Make the Mashed Potatoes
- Recipe yields 6 cups. You will only need 4 for this recipe but leftovers are great so I recommend the full recipe.
- Rinse potatoes and peel. Chop into about 1 inch pieces.
- Add potatoes to a medium-sized heavy bottom pot (about 3 quart) with 6 cups water (or enough to cover potatoes). Cook on medium heat for 27-30 minutes, covered, or until boiling. Decrease to medium-low and cook another 18-20 minutes. Crack lid slightly as needed to avoid boiling over.

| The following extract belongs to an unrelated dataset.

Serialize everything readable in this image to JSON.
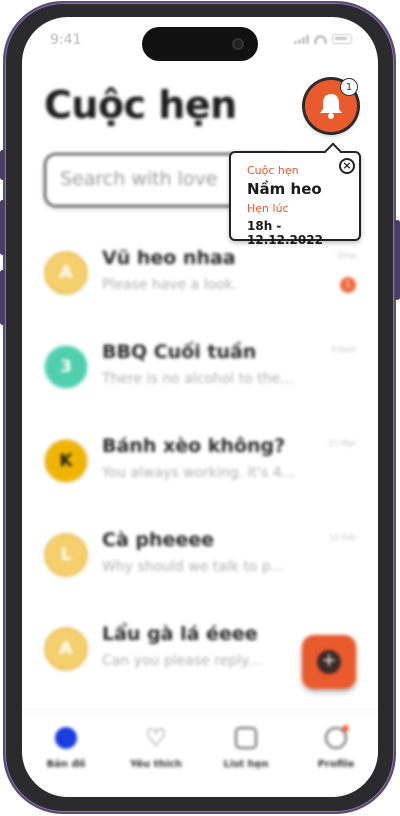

- Drain potatoes and transfer to a large bowl or return to the warm pot you cooked them in. Mash potatoes with a wooden spoon or fork. If you really don't want any lumps you can use a hand mixer.
- Add unsalted butter, milk, Greek yogurt, sea salt, and garlic granules. Use a fork or a whisk and whip until smooth.
- Keep warm and covered until ready to top onto the meatloaf muffins.
- Preheat the oven to 400℉.
- Spray each muffin tin with olive oil. Scoop a rounded ¼ cup portion into each muffin cup. Gently press the mixture down in each cup. Spread a little of the homemade ketchup on top of each muffin. You’ll really want 2 muffin tins for baking, since this makes 16 muffins. You can bake them at the same time, making sure both are side by side on the middle rack.
- Bake for 25 minutes. Remove onto cooling rack. You can top them with mashed potatoes while they’re in the muffin tin, or once removed to a plate.
- To remove the muffins, use a spoon and gently lift them out of the tin-they should come out easily. Top each meatloaf muffin with ¼ cup mashed potatoes. I use a measuring cup, then you can glove up and gently dab at the potatoes to smooth them out as you want
- *Option to pipe the potatoes, but this will only work if they’re completely smooth without any lump!
- Garnish with fresh chopped parsley!